[ovs-dev] [PATCH] datapath: Add basic MPLS support to kernel

Pravin Shelar pshelar at nicira.com
Thu Jun 13 01:14:07 UTC 2013


On Tue, Jun 11, 2013 at 2:26 PM, Jesse Gross <jesse at nicira.com> wrote:
> On Mon, Jun 10, 2013 at 1:07 AM, Simon Horman <horms at verge.net.au> wrote:
>> diff --git a/datapath/actions.c b/datapath/actions.c
>> index 0dac658..197811a 100644
>> --- a/datapath/actions.c
>> +++ b/datapath/actions.c
>> +static int push_mpls(struct sk_buff *skb,
>> +                    const struct ovs_action_push_mpls *mpls)
>> +{
>> +       __be32 *new_mpls_lse;
>> +       int err;
>> +
>> +       if (skb_cow_head(skb, MPLS_HLEN) < 0)

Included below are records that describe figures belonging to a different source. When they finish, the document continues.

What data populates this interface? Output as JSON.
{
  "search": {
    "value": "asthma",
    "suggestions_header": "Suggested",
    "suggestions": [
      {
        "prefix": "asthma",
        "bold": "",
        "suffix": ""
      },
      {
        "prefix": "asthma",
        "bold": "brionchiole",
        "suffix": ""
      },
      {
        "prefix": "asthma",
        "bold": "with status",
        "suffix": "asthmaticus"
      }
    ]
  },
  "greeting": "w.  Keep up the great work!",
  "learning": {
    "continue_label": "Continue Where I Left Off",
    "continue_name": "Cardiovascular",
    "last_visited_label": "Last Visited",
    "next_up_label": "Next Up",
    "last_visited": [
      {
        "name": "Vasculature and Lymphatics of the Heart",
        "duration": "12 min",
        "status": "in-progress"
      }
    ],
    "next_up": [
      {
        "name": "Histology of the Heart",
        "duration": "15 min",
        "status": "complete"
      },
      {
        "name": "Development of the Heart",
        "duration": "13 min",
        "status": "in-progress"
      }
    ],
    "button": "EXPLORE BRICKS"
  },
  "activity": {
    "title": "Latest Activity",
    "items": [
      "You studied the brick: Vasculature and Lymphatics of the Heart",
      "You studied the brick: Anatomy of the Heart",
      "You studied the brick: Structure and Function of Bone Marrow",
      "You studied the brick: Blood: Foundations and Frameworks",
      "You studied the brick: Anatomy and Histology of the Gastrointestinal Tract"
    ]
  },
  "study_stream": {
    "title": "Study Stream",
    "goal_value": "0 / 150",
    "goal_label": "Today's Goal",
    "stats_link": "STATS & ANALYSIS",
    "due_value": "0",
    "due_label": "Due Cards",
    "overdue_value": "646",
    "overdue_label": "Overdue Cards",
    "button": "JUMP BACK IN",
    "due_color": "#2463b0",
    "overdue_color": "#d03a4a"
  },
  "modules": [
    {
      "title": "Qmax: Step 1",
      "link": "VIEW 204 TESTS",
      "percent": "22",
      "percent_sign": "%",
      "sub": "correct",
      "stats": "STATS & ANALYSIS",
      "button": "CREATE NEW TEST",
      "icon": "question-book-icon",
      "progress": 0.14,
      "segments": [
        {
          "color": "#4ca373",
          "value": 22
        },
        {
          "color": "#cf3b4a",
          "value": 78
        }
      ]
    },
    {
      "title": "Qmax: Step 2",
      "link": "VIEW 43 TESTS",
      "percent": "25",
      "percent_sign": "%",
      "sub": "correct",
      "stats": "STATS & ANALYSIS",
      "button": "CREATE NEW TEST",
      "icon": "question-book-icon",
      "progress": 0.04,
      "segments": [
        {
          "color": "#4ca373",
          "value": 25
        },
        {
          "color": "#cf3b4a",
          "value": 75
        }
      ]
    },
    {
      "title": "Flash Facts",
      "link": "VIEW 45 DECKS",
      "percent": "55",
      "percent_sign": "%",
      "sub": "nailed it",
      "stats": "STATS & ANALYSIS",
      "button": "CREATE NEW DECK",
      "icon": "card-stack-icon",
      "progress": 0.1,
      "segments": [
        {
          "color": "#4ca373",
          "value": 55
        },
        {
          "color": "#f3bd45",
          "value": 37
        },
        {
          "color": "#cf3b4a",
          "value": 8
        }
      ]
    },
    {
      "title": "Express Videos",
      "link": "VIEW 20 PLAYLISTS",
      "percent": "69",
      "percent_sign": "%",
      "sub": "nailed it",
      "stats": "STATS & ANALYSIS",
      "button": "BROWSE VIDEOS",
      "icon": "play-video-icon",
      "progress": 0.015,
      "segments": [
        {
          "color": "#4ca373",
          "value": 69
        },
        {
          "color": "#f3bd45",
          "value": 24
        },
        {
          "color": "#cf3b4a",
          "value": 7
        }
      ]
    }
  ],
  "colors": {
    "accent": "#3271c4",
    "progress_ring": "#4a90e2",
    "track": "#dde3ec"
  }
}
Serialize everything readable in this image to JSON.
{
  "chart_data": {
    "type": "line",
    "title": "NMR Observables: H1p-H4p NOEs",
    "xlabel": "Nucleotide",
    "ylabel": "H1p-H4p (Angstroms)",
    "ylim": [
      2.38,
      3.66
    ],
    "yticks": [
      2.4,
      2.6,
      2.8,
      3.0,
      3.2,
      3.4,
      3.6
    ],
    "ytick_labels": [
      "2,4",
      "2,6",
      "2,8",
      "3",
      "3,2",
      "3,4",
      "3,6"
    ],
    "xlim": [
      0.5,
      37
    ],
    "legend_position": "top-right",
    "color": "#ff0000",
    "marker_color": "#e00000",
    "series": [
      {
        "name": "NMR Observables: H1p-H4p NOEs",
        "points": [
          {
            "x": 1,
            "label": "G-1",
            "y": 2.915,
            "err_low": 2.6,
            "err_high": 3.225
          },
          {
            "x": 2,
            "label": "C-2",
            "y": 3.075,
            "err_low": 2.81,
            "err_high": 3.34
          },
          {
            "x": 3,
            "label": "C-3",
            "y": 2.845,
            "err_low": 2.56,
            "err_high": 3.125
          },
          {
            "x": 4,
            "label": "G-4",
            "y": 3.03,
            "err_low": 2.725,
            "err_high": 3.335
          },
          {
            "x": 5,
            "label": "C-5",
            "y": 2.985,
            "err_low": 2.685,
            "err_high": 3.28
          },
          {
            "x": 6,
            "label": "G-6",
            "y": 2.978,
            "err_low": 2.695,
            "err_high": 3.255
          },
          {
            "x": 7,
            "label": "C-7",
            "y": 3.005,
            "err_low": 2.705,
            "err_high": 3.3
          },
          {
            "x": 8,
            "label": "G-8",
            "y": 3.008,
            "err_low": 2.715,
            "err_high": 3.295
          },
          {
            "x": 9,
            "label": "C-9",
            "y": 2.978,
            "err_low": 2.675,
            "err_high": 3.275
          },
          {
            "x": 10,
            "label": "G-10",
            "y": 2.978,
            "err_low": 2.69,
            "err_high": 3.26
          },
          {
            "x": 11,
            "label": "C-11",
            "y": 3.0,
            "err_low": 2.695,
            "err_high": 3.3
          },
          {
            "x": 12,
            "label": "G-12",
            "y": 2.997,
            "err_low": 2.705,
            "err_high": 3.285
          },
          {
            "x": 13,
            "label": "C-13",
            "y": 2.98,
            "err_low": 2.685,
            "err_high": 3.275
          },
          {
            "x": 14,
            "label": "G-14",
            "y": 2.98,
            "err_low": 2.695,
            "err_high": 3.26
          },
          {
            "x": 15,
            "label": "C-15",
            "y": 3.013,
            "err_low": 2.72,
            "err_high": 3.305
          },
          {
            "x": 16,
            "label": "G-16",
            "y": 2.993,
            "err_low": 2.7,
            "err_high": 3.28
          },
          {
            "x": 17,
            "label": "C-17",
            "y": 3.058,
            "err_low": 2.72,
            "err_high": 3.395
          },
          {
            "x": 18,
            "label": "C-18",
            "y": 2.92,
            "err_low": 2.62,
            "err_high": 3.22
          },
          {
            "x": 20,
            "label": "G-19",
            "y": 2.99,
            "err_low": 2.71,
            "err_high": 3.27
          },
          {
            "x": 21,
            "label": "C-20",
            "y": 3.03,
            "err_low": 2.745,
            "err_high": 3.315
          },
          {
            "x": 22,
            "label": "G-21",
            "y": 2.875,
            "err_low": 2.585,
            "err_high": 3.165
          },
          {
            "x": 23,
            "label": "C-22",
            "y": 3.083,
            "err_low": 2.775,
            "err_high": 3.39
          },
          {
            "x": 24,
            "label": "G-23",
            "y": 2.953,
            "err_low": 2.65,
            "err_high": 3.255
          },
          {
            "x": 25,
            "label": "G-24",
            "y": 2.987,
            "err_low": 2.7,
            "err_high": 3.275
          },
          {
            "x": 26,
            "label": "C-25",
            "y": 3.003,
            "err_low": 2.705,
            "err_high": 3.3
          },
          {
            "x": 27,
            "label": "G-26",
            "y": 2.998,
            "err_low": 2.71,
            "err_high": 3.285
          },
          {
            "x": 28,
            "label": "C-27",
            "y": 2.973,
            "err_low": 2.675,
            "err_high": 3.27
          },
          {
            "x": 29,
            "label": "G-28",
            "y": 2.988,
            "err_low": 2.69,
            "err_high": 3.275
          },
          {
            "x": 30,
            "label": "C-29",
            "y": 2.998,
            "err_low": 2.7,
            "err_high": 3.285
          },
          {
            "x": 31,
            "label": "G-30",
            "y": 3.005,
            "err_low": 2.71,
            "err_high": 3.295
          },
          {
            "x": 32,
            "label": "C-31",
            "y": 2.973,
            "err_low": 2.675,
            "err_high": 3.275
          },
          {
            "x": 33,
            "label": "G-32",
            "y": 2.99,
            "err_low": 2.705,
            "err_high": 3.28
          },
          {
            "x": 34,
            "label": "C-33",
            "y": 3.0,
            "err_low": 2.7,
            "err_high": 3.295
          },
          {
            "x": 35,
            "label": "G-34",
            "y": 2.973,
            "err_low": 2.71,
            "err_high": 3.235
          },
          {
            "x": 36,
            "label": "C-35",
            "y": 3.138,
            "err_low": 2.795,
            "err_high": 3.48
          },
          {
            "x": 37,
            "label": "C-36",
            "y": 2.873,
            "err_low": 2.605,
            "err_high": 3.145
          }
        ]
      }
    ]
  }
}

>> +               return -ENOMEM;
>> +
>> +       err = make_writable(skb, skb->mac_len);
>> +       if (unlikely(err))
>> +               return err;
>> +
>> +       skb_push(skb, MPLS_HLEN);
>> +       memmove(skb_mac_header(skb) - MPLS_HLEN, skb_mac_header(skb),
>> +               skb->mac_len);
>> +       skb_reset_mac_header(skb);
>> +
>> +       new_mpls_lse = (__be32 *)mac_header_end(skb);
>> +       *new_mpls_lse = mpls->mpls_lse;
>> +
>> +       if (get_ip_summed(skb) == OVS_CSUM_COMPLETE)
>> +               skb->csum = csum_add(skb->csum, csum_partial(new_mpls_lse,
>> +                                                            MPLS_HLEN, 0));
>> +
>> +       /* If the skb was non-MPLS then record the original protocol
>> +        * in skb->inner_protocol. This is to allow GSO to perform
>> +        * segmentation of the inner-packet.
>> +        */
>> +       if (!eth_p_mpls(skb->protocol))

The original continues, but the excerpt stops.